Fourth, a common estimated pre-post correlation was used, but effect sizes were not materially changed in sensitivity analyses (Additional file 3: eAppendix-6.1). Fifth, despite the large number of eligible studies, about half did not provide data in spite of our efforts (authors of 85% of included studies published after 1990 could be contacted, with a reminder e-mail in case of no response, and 17% of them provided additional data/clarifications, Additional file 3: eAppendix-4), and a priori we did not use data from the whole crossover period (in forty trials), in order to avoid carry-over effects [14]. Sixth, due to the fact that information for many predictors, especially for participant-related factors (Additional file 3: eAppendix-5), was missing in many studies, we could not employ a full multivariable meta-regression and we focused on a series of univariable meta-regressions. Therefore, we cannot exclude the possibility of omitted variable bias in the results, i.e., the fact that the effect of the omitted variables may be added to the predictor considered in the univariable meta-regression. It should be noted that meta-regressions of aggregate data have an observational nature and they are prone to ecological fallacy, thus our findings should be considered exploratory and hypothesis-generating, considering also that there was no adjustment to multiple testing. Accordingly, individual-participant-data meta-analysis could allow for a more fine-grained analysis and further elucidate the impact of participant-level factors, such as age, sex, as well as baseline severity of core/associated symptoms.

Conclusions

In order to increase the detection of efficacy of experimental interventions for ASD, high-quality and adequately powered trials are required, and predictors of placebo response should be considered.
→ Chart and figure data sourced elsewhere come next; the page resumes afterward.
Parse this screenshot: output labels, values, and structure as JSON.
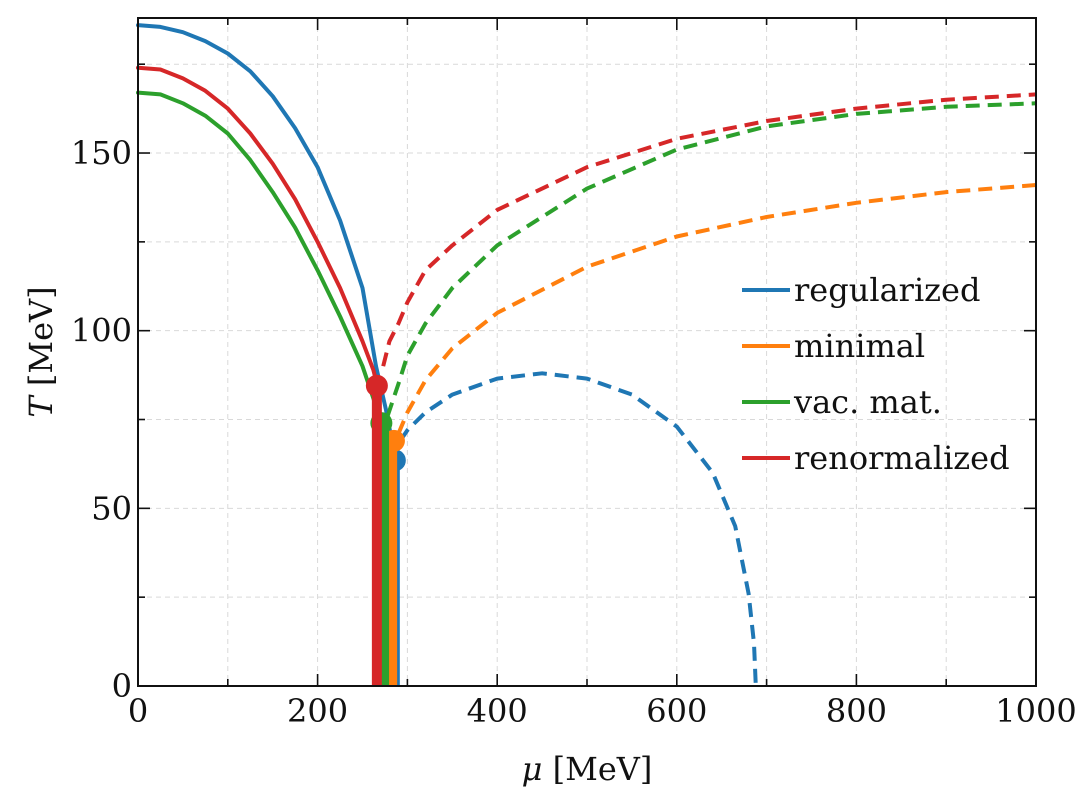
{
  "chart_data": {
    "type": "line",
    "title": "",
    "xlabel_var": "μ",
    "xlabel_unit": "[MeV]",
    "ylabel_var": "T",
    "ylabel_unit": "[MeV]",
    "xlim": [
      0,
      1000
    ],
    "ylim": [
      0,
      188
    ],
    "x_ticks": [
      0,
      200,
      400,
      600,
      800,
      1000
    ],
    "y_ticks": [
      0,
      50,
      100,
      150
    ],
    "x_minor_ticks": [
      100,
      300,
      500,
      700,
      900
    ],
    "y_minor_ticks": [
      25,
      75,
      125,
      175
    ],
    "grid": true,
    "legend_position": "center-right",
    "series": [
      {
        "name": "regularized",
        "color": "#1f77b4",
        "solid": [
          [
            0,
            186
          ],
          [
            25,
            185.5
          ],
          [
            50,
            184
          ],
          [
            75,
            181.5
          ],
          [
            100,
            178
          ],
          [
            125,
            173
          ],
          [
            150,
            166
          ],
          [
            175,
            157
          ],
          [
            200,
            146
          ],
          [
            225,
            131
          ],
          [
            250,
            112
          ],
          [
            265,
            90
          ],
          [
            276,
            78
          ],
          [
            282,
            70
          ],
          [
            286,
            64
          ]
        ],
        "dashed": [
          [
            292,
            69
          ],
          [
            300,
            72
          ],
          [
            320,
            77
          ],
          [
            350,
            82
          ],
          [
            400,
            86.5
          ],
          [
            450,
            88
          ],
          [
            500,
            86.5
          ],
          [
            550,
            82
          ],
          [
            600,
            73
          ],
          [
            640,
            60
          ],
          [
            665,
            45
          ],
          [
            680,
            26
          ],
          [
            686,
            12
          ],
          [
            688,
            0
          ]
        ],
        "critical_point": [
          286,
          63.5
        ],
        "first_order_line": [
          [
            286,
            0
          ],
          [
            286,
            63.5
          ]
        ]
      },
      {
        "name": "minimal",
        "color": "#ff7f0e",
        "solid": [
          [
            282,
            69
          ]
        ],
        "dashed": [
          [
            290,
            71
          ],
          [
            300,
            77
          ],
          [
            320,
            86
          ],
          [
            350,
            95
          ],
          [
            400,
            105
          ],
          [
            500,
            118
          ],
          [
            600,
            126.5
          ],
          [
            700,
            132
          ],
          [
            800,
            136
          ],
          [
            900,
            139
          ],
          [
            1000,
            141
          ]
        ],
        "critical_point": [
          285,
          69
        ],
        "first_order_line": [
          [
            283,
            0
          ],
          [
            283,
            69
          ]
        ]
      },
      {
        "name": "vac. mat.",
        "color": "#2ca02c",
        "solid": [
          [
            0,
            167
          ],
          [
            25,
            166.5
          ],
          [
            50,
            164
          ],
          [
            75,
            160.5
          ],
          [
            100,
            155.5
          ],
          [
            125,
            148
          ],
          [
            150,
            139
          ],
          [
            175,
            129
          ],
          [
            200,
            117
          ],
          [
            225,
            104
          ],
          [
            250,
            90
          ],
          [
            262,
            81
          ],
          [
            268,
            76
          ],
          [
            272,
            74
          ]
        ],
        "dashed": [
          [
            278,
            76
          ],
          [
            290,
            85
          ],
          [
            300,
            93
          ],
          [
            320,
            102
          ],
          [
            350,
            112
          ],
          [
            400,
            124
          ],
          [
            500,
            140
          ],
          [
            600,
            151
          ],
          [
            700,
            157.5
          ],
          [
            800,
            161
          ],
          [
            900,
            163
          ],
          [
            1000,
            164
          ]
        ],
        "critical_point": [
          271,
          74
        ],
        "first_order_line": [
          [
            274,
            0
          ],
          [
            274,
            74
          ]
        ]
      },
      {
        "name": "renormalized",
        "color": "#d62728",
        "solid": [
          [
            0,
            174
          ],
          [
            25,
            173.5
          ],
          [
            50,
            171
          ],
          [
            75,
            167.5
          ],
          [
            100,
            162.5
          ],
          [
            125,
            155.5
          ],
          [
            150,
            147
          ],
          [
            175,
            137
          ],
          [
            200,
            125
          ],
          [
            225,
            112
          ],
          [
            250,
            97
          ],
          [
            262,
            89
          ],
          [
            266,
            85
          ]
        ],
        "dashed": [
          [
            273,
            90
          ],
          [
            280,
            97
          ],
          [
            290,
            102
          ],
          [
            300,
            108
          ],
          [
            320,
            117
          ],
          [
            350,
            124
          ],
          [
            400,
            134
          ],
          [
            500,
            146
          ],
          [
            600,
            154
          ],
          [
            700,
            159
          ],
          [
            800,
            162.5
          ],
          [
            900,
            165
          ],
          [
            1000,
            166.5
          ]
        ],
        "critical_point": [
          266,
          84.5
        ],
        "first_order_line": [
          [
            266,
            0
          ],
          [
            266,
            84.5
          ]
        ]
      }
    ]
  }
}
Extremely large sample sizes could be avoided and when multiple sites are needed, they should be carefully selected, trained, and monitored as well as their number should be kept at the minimum feasible. This would also facilitate a more rigorous selection of participants and a higher inter-rater reliability of measurements. Furthermore, scales that do not solely depend on caregiver reports could be selected as primary outcomes, since placebo-by-proxy effects are expected. Nevertheless, our findings highlight the urgent need for optimal and developmentally-based measures of change in core symptoms [82, 83]. The mechanism of action of the experimental intervention could guide the selection of an appropriate, yet sufficiently long, trial duration as well as of the dose schedule and dose ranges. Participant-related factors, such as age, sex, and baseline severity of core/associated symptoms as well as factors that could differentially moderate drug response warrant further investigation. Last, in order to facilitate comparability between studies and synthesis of evidence, trials should better characterize their participants and improve their reporting, including the CGI anchoring system.